Looking Forward: What We Anticipate Next Week
Markets attention this week will pivot from President Donald Trump’s escalating trade moves—most notably his announcement of 30% tariffs on imports from the European Union and Mexico starting August 1—to the kickoff of second-quarter earnings season, with major banks like JPMorgan and Bank of America, as well as Johnson & Johnson and Netflix, set to report results.
Despite the shift, trade tensions remain front and center after Trump’s tariff threats rattled global markets and drew criticism from EU and Mexican leaders, who labeled the measures as “unfair treatment” but signaled a willingness to negotiate before the deadline.

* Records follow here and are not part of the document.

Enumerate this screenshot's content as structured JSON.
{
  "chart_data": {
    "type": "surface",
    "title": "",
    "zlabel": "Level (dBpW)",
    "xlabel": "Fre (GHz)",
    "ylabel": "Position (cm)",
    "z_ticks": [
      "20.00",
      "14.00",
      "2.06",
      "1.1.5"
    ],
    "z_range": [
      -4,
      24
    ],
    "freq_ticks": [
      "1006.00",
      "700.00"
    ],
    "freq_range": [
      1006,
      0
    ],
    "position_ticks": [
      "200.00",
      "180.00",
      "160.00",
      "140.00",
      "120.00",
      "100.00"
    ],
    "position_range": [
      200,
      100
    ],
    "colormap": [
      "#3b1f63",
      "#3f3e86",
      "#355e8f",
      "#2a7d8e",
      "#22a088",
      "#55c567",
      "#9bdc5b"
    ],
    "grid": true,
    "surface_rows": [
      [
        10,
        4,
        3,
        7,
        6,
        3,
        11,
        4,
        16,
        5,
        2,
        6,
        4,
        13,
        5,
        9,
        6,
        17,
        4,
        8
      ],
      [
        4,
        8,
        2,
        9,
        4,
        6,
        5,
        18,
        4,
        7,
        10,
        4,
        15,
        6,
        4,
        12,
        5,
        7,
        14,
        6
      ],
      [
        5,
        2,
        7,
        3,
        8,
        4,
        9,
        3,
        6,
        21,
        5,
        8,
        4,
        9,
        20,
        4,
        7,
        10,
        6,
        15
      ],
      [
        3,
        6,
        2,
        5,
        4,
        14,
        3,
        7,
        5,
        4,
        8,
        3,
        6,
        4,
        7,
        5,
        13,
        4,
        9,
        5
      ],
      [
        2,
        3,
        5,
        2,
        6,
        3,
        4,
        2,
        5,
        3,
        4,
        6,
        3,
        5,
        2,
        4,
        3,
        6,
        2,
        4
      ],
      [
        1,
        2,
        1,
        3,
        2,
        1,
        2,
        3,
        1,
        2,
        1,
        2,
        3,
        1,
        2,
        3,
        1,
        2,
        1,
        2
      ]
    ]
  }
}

Meanwhile, investors will also focus on a busy economic calendar, including June’s consumer and producer price index reports and retail sales data, as markets brace for the dual impact of trade policy uncertainty and upcoming corporate earnings.
Monday 14th July
Earnings: Fastenal (FAST), FB Financial (FBK)
Tuesday 15th July
Earnings: JPMorgan Chase (JPM), Wells Fargo (WFC), BlackRock (BLK), Citigroup (C)
Economic Events:
China GDP Growth Rate YoY
Forecast: 4.1% (Previous: 5.4%)
Why it matters: A significant slowdown is expected; an upside surprise would be positive for global growth.
Canada Inflation Rate
Forecast: 1.5% (Previous: 1.7%)
Why it matters: Continued declines in prices are good news for Canadian consumers.
US Inflation Rate
Forecast: 2.5% (Previous: 2.4%)
Why it matters: With inflation trending lower, this release will be closely watched for signs of continued moderation.
Wednesday 16th July
Earnings: Johnson & Johnson (JNJ), Bank of America (BAC), Morgan Stanley (MS), Goldman Sachs (GS)
Economic Events:
UK Inflation Rate
Forecast: 3.7% (Previous: 3.4%)
Why it matters: A key input for Bank of England policy decisions.
US Producer Price Index (PPI)
Forecast: 2.8% (Previous: 2.6%)
Why it matters: Producer prices are a leading indicator for consumer inflation.
Thursday 17th July
Earnings: Taiwan Semiconductor (TSM), Netflix (NFLX), GE Aerospace (GE), Abbott Laboratories (ABT), PepsiCo (PEP)
Economic Events:
Australia Unemployment Rate
Forecast: 4.1% (Previous: 4.1%)
Why it matters: Reflects labor market health and influences Reserve Bank of Australia decisions.
UK Unemployment Rate
Forecast: 4.6% (Previous: 4.6%)
Why it matters: Alongside inflation, this will guide UK interest rate policy.
US Retail Sales
Forecast: +0.2% MoM (Previous: -0.9%)
Why it matters: Signals consumer spending trends, a major driver of US economic growth.
Friday 18th July
Earnings: American Express (AXP), 3M (MMM), Charles Schwab (SCHW)
Economic Events:
Japan Inflation Rate
Forecast: 3.7% (Previous: 3.5%)
Why it matters: In Japan, rising inflation is generally seen as a positive sign for economic momentum.
🏁 Q2 Earnings Season Highlights
This week features reports from major banks and large-cap companies including JPMorgan, Wells Fargo, BlackRock, Citigroup, Bank of America, Morgan Stanley, Goldman Sachs, Charles Schwab, American Express, Johnson & Johnson, ASML Holding, Taiwan Semiconductor (TSMC), GE Aerospace, Abbott Laboratories, Netflix, PepsiCo, and 3M.